Although just one measure, he says this supports the need for appropriate shared care models to prevent adverse outcomes.
‘There are multiple factors to be considered and followed up in primary care that drive the need for better integration back into general practice services to prevent further [ED] attendances, let alone hospitalisation,’ he said.
‘GPs need to assess all the listed comorbidities to assist this, plus make sure the person is supported by an appropriate skilled healthcare team and allied health.’
The VVED Diabetes team also hope the initiative will be adapted by other services to build on emerging telehealth models of care, saying it is ‘another example of how collaboration between service providers and research institutions can inform new models of care for people living with chronic conditions.’
Dr Deed said while he would support this initiative, the same caveats relating to continuity of care apply, and patients’ usual GP should be advised of the episode of care to ensure best outcomes.
‘This may allow the GP to consider being involved in a shared-consult framework,’ he said.
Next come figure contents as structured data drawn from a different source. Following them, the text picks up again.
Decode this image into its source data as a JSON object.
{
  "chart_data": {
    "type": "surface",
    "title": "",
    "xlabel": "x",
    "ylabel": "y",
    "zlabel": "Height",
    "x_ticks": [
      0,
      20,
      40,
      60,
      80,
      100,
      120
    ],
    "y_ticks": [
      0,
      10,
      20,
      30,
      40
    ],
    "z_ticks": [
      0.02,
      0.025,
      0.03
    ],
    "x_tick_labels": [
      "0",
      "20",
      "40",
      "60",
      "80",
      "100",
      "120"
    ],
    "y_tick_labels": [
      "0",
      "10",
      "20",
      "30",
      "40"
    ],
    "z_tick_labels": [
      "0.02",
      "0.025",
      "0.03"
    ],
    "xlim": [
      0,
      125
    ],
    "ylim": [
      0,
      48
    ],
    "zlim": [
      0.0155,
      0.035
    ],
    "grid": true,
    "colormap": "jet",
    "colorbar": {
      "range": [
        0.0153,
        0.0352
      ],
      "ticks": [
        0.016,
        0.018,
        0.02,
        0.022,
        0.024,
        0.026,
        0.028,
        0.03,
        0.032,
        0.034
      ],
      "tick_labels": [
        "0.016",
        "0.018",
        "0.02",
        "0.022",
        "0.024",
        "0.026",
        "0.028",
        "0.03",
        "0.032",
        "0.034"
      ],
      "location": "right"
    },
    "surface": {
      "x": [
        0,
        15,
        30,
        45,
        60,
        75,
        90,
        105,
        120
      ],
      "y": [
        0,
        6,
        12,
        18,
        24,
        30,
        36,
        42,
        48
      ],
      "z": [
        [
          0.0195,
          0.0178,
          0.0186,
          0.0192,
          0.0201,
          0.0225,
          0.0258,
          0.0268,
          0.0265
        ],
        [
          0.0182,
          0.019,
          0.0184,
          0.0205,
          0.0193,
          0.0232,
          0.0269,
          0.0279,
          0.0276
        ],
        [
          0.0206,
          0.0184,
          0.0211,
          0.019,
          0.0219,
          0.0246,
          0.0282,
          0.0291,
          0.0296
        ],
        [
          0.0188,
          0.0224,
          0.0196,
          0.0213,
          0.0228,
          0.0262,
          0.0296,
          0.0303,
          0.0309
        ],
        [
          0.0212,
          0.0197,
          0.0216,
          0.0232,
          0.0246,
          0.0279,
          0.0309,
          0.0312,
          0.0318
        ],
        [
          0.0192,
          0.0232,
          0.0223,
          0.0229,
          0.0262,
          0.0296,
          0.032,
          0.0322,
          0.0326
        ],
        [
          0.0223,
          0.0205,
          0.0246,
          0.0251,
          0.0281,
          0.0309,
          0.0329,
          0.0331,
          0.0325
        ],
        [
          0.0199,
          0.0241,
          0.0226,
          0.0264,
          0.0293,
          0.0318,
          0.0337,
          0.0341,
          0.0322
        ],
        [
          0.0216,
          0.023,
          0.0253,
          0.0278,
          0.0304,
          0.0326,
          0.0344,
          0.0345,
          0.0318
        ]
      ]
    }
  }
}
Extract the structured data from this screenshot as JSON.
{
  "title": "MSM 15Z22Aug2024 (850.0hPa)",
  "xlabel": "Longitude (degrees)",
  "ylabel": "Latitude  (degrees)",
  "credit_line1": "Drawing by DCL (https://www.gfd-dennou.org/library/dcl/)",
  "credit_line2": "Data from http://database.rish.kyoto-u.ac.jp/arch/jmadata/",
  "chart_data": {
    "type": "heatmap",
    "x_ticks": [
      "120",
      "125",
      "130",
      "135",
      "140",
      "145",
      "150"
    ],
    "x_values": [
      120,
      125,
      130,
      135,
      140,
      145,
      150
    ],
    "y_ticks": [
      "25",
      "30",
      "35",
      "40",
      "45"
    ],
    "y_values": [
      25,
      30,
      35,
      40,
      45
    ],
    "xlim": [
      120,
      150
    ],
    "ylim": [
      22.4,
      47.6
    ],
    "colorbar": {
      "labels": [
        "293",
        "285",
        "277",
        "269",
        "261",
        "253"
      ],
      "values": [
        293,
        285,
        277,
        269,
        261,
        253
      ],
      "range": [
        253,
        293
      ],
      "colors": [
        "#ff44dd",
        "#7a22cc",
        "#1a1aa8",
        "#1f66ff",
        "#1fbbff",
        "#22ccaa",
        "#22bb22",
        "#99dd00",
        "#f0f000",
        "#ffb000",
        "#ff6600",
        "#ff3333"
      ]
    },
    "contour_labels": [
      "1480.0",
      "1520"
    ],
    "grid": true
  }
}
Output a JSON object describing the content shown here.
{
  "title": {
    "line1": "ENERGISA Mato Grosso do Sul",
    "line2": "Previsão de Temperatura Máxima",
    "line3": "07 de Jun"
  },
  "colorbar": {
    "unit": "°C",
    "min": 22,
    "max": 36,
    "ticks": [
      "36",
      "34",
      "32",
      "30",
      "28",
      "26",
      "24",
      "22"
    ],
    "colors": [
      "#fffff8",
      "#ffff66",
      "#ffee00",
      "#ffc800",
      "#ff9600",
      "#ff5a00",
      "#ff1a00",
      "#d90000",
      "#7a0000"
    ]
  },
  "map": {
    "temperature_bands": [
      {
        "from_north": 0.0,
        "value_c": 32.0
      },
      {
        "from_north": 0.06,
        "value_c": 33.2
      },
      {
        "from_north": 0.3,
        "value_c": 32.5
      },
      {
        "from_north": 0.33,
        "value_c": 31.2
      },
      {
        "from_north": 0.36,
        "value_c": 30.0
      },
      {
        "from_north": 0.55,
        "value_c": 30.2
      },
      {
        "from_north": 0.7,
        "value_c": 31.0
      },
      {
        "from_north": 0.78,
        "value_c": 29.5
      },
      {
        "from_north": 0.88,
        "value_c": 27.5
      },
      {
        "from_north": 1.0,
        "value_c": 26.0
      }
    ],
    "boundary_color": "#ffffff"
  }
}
The second step of the VVED Diabetes rollout is expected later this year and includes collaboration with Ambulance Victoria paramedics and the virtual clinic to test ketone levels for people with diabetes to determine whether they can be safely managed at home.
According to Dr Nash, hypoglycaemia makes up 1% of all cases that present to Ambulance Victoria, while for hyperglycaemia, he says nine out of 10 people who are seen by a paramedic get taken to hospital.
‘They don’t necessarily get admitted – most of them don’t – but there’s a lot of capacity for helping keep people at home and treat them in their home where they want to be,’ he said.
Dr Nash said the work to reduce preventable hospitalisations that can accompany the ‘huge condition affecting the community’ is also aiming to take some of the burden of the acute management issues for GPs.
‘We know people with diabetes are doing well in the community and looking after themselves and troubleshooting a lot of their stuff on a day-to-day basis, and may only have a very small slither of their time with the condition with a healthcare professional,’ he said.
‘But sometimes they just need a bit of reassurance and assistance, and not necessarily need the whole emergency workup.’